Julius Garibaldi Melchers was a well-known expatriate genre and portrait painter at the turn of the century. The son of a Westphalian sculptor, Julius Theodore Melchers (1828-1908), Gari studied with his father before enrolling in 1877 at the Düsseldorf Royal Art Academy, where he studied with Karl von Gebhardt (1839-1925). Four years later he moved to Paris to study at the Académie Julian with Gustave Boulanger (1824-1888) and Jules Lefebvre (1836-1912). He exhibited for the first time at the Paris Salon in 1882 and then visited Italy By late 1884 he had established a studio in the Dutch fishing village of Egmond-aan-Zee, on the North Sea. Despite frequent trips to other parts of Europe and to America, Melchers would consider Holland to be his home until 1909.

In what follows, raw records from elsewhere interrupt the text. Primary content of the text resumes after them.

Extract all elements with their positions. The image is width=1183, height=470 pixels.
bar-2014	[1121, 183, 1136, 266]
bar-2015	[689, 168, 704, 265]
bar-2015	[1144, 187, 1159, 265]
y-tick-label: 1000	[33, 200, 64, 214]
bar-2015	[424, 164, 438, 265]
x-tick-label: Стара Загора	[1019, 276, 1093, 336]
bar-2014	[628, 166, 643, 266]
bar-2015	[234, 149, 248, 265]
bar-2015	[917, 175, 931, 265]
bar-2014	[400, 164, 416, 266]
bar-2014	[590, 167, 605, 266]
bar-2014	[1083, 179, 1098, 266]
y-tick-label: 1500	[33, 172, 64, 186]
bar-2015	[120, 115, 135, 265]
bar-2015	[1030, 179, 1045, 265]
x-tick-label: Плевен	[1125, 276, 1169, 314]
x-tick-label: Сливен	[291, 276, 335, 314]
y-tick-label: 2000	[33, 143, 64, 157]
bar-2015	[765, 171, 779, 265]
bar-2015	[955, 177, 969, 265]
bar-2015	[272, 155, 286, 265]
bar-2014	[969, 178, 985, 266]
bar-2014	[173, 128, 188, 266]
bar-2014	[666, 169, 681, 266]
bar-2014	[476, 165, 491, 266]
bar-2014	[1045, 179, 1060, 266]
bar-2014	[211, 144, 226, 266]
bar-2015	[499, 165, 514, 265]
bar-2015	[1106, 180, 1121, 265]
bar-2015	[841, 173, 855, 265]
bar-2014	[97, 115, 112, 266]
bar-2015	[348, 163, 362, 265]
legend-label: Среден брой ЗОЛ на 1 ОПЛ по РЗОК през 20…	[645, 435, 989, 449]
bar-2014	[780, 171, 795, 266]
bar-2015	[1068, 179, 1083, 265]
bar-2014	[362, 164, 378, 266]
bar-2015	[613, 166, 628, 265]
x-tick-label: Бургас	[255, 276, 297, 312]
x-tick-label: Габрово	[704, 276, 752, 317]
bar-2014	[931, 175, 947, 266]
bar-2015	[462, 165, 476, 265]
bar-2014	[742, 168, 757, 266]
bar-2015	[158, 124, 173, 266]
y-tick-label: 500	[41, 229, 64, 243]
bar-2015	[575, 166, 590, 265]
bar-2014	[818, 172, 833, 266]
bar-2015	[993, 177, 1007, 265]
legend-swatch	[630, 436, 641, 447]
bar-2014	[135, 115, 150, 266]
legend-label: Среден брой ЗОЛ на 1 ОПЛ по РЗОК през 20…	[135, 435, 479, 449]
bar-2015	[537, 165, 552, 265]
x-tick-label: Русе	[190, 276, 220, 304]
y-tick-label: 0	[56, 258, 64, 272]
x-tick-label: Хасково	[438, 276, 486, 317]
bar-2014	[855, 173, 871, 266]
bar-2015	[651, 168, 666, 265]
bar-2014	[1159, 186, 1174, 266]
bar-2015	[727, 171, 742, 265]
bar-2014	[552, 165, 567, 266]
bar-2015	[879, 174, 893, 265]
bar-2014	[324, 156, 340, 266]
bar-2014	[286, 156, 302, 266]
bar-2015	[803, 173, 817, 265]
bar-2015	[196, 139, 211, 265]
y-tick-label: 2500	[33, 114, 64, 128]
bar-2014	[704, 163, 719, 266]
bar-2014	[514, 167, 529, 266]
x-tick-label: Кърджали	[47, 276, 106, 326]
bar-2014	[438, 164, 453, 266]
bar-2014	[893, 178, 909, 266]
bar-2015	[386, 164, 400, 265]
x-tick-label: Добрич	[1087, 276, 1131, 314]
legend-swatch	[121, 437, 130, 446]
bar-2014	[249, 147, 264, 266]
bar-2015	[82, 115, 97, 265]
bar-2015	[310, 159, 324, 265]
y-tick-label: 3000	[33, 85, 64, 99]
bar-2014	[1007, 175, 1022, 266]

In 1888 a solo exhibition of his work was organized in Detroit, and he continued to participate at the Paris Salon and in international expositions, winning numerous awards including the Legion of Honor in 1895 and the Royal Prussian Order of the Red Eagle in
1907. He established his reputation with genre scenes of Dutch peasants, often presenting them in church interiors or in mother-and-child groupings recalling the Virgin. Responding to the work of the impressionists, Melchers developed a more decorative style, with a lighter palette and thicker surface. At the turn of the century he also produced religious paintings. Lesser known are his portraits; Melchers received commissions from a number of wealthy and notable patrons, including Theodore Roosevelt, 1908 (Freer Gallery of Art, Smithsonian Institution, Washington, D.C.). He also painted murals for the World’s Columbian Exposition, The Arts of Peace and War, 1892-93 (Library, University of Michigan, Ann Arbor), and the Library of Congress, 1895. In 1909 Gan Melchers accepted an invitation from the grand duke of Saxe-Weimar to teach at the academy in Weimar, and he lived in Germany until the outbreak of World War I forced him to return to the United States. After briefly working in New York, he settled permanently at Belmont, an estate in Falmouth, Virginia. During these last years he continued to paint genre scenes and receive important commissions for portraits and murals. In 1921 he painted murals depicting the early history of Detroit for the city’s public library and the following year received a similar commission for the Missouri State House. Belmont, his home, became a memorial to him in 1955, when the house and its collection were given to the state of Virginia.
BIBLIOGRAPHY
Falmouth, Va., Belmont, Gari Melchers Memorial Gallery, Gari Melchers Papers (on microfilm, Archiv. Am. Art) § Henriette Lewis-Hind, Gari Melchers: Painter (New York: Rudge, 1928) § Fredericksburg, Va., Mary Washington College, Gari Melchers (1860- 1932): Selections from the Mary Washington College Collection, exh. cat., 1973, with essays by Leslie L. Gross, Sylvia Payne, Patricia Marshall, and others, chronology, bibliography § Joseph G. Dreiss, Gari Melchers: His Works in the Belmont Collection, ed. Richard S. Reid (Charlottesville: University Press of Virginia, 1984), with introduction by William H. Gerdts, chronology, lists of exhibitions, portraits, and additional works in Belmont collection, bibliography § Annette Stott, "American Painters Who Worked in the Netherlands, 1880-1914," Ph.D. diss., Boston University, 1986, with bibliography.